Softbank-backed edtech startup Unacademy has held extended discussions with offline test preparation centre Allen Career Institute for a potential sale that could value the edtech firm at $800 million, or less than a quarter of its peak valuation of $3.4 billion, The Economic Times reported on Wednesday, citing people in the know.
The report added that the talks, which have been ongoing for a few months, hinge on final approval from Allen’s promoters, the Maheshwari family.
The deal talks surface months after Entrackr reported that Unacademy is in talks to merge with K12 Techno, which runs the chain of Orchids International Schools.
Unacademy, once the second most valued edtech startup after BYJU’S, has been struggling to raise funds.

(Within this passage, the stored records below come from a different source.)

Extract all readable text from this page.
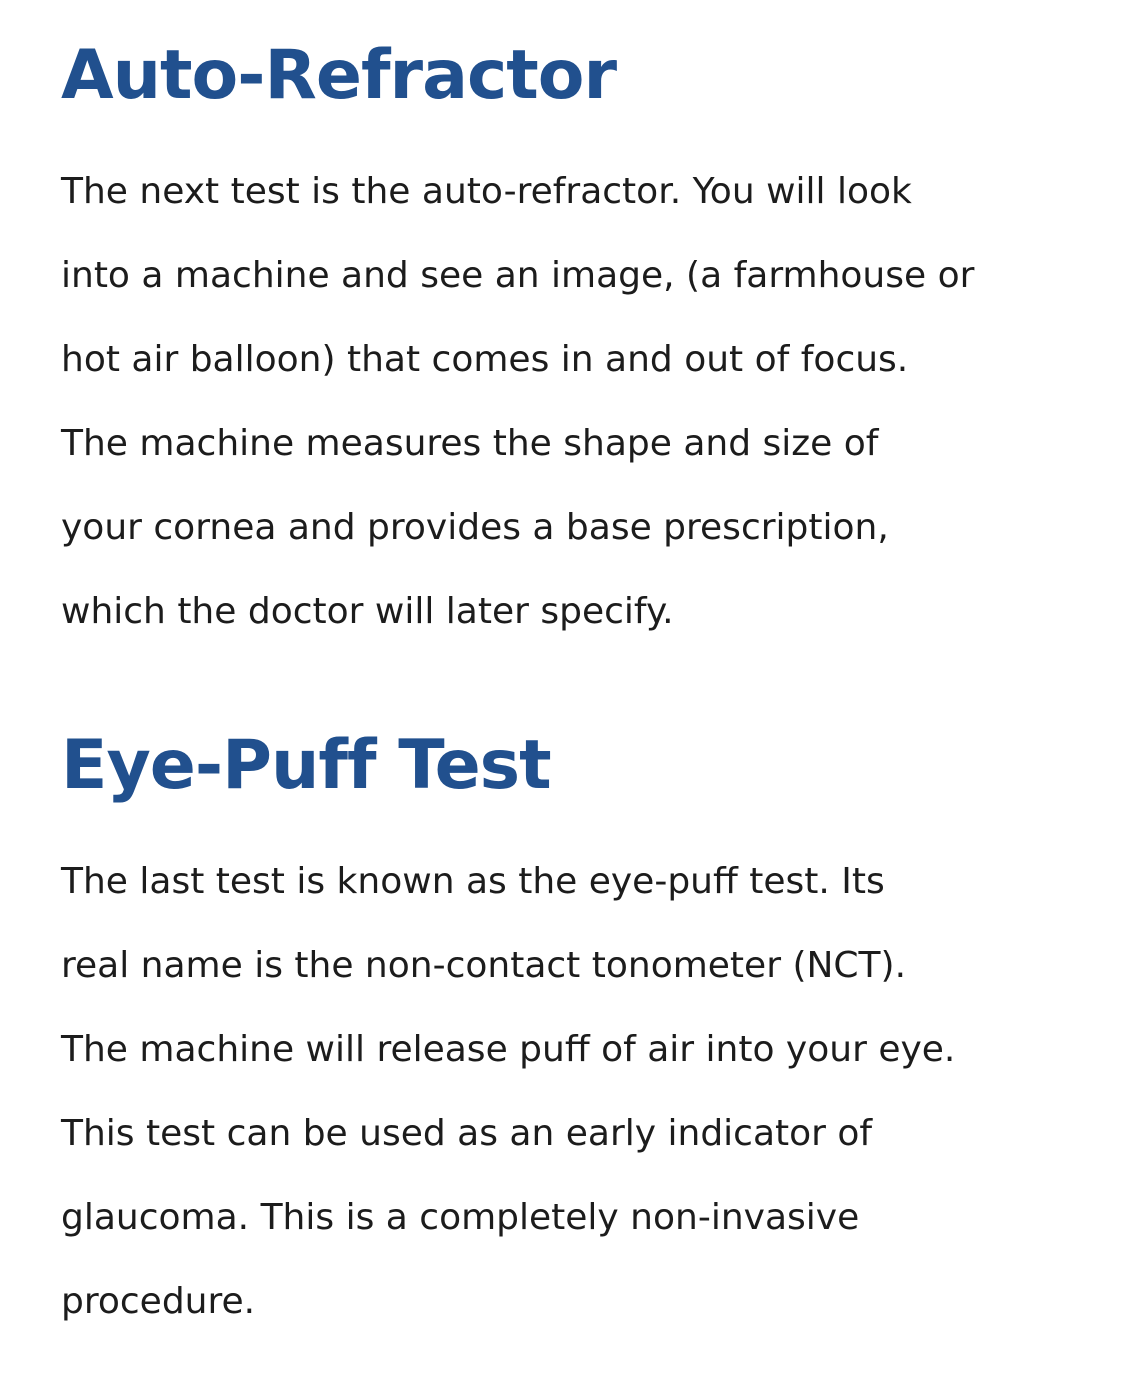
Auto-Refractor

The next test is the auto-refractor. You will look
into a machine and see an image, (a farmhouse or
hot air balloon) that comes in and out of focus.
The machine measures the shape and size of
your cornea and provides a base prescription,
which the doctor will later specify.

Eye-Puff Test

The last test is known as the eye-puff test. Its
real name is the non-contact tonometer (NCT).
The machine will release puff of air into your eye.
This test can be used as an early indicator of
glaucoma. This is a completely non-invasive
procedure.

The startup last raised $440 million led by Singapore’s state investor Temasek Holdings at a valuation of $3.44 billion in August 2021.
Founded in 2015 by Gaurav Munjal, Hemesh Singh, and Roman Saini, Unacademy reportedly claimed it was close to touching profitability in April. However, it has yet to turn profitable.
The Indian edtech sector, which looked promising and witnessed massive growth during COVID-19, has now been hit by the double whammy of a funding winter and rising costs amid waning demand for online education.
Among the worst hit is Byju Raveendran-led BYJU’S, which once boasted a $22-billion valuation but has lately been under scrutiny for a host of issues. This has led to its shareholders pushing for significant changes, including the ouster of Raveendran. Compounding the turmoil, the company has witnessed the resignation of its auditor, Deloitte, and several board members.